Classifying IT Incident



Trying to solve a use case with text analytics. I have data exported from a ticketing system which has a category, type of ticket, title & problem description. I have to visualize the problem types, for example ( new employee registration, password reset). If I implement algorithms using data science, my assumption is to extra the ticket descriptions with a set of keywords and finally come to a conclusion that there are 30% of password request came through.

What are the best set of algorithms can I use which can precisely help me predict my use case in Machine Learning? I am a newbie here, please let me know if I am missing any info. Thanks in advance.


Hello Daisy,

Based on the info you provide, if you have all your fields in your database very well coded (no misspellings, etc) you can get a very clear view of the number of incidents associated to “password change” with just a frequency table. This frequency table you can build with several levels if you need: by level of employee, category, etc.

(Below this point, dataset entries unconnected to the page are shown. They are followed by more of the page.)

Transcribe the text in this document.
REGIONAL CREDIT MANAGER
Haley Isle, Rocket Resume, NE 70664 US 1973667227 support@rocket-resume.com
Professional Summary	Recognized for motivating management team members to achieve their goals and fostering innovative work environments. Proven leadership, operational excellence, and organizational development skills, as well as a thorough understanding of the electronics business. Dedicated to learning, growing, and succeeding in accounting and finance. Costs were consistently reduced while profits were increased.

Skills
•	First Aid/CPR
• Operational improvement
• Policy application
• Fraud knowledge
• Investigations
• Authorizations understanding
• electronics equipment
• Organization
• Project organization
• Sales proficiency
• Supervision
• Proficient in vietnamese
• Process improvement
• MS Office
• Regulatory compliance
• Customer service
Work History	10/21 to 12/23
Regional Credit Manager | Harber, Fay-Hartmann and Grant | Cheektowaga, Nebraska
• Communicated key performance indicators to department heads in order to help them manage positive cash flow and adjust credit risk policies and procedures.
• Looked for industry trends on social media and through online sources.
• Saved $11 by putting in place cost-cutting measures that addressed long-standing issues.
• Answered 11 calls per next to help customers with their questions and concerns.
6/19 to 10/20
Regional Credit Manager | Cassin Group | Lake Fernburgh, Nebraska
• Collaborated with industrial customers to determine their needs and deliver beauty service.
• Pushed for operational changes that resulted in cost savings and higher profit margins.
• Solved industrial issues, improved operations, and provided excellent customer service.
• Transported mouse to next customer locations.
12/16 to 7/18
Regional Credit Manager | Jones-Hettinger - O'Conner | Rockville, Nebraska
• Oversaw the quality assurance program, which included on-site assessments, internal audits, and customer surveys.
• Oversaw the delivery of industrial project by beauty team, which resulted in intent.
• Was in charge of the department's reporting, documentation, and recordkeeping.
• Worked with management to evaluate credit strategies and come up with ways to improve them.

No high Machine Learning at all…

Kind Regards,



Look up Topic modeling and specifically LDA( latent Dirichlet Analysis), you can find a package in R which can run this algorithm.

What you need to do is specify the number of topics you want the algorithm to spit out and text. LDA will produce an output with topics and prominent keywords which describe that topic and percentage of that topic in each text. You can then find simple common themes in your topics keyword and name them a topic you think it’s picking up on and use them as your classification.

Hope this helps.


Thank you aayush.




Can you please share that dataset regarding that IT incident ?
I am also working on same problem using naive bayes algorithm,
hope i can add value to your work.

Utkarsh Khare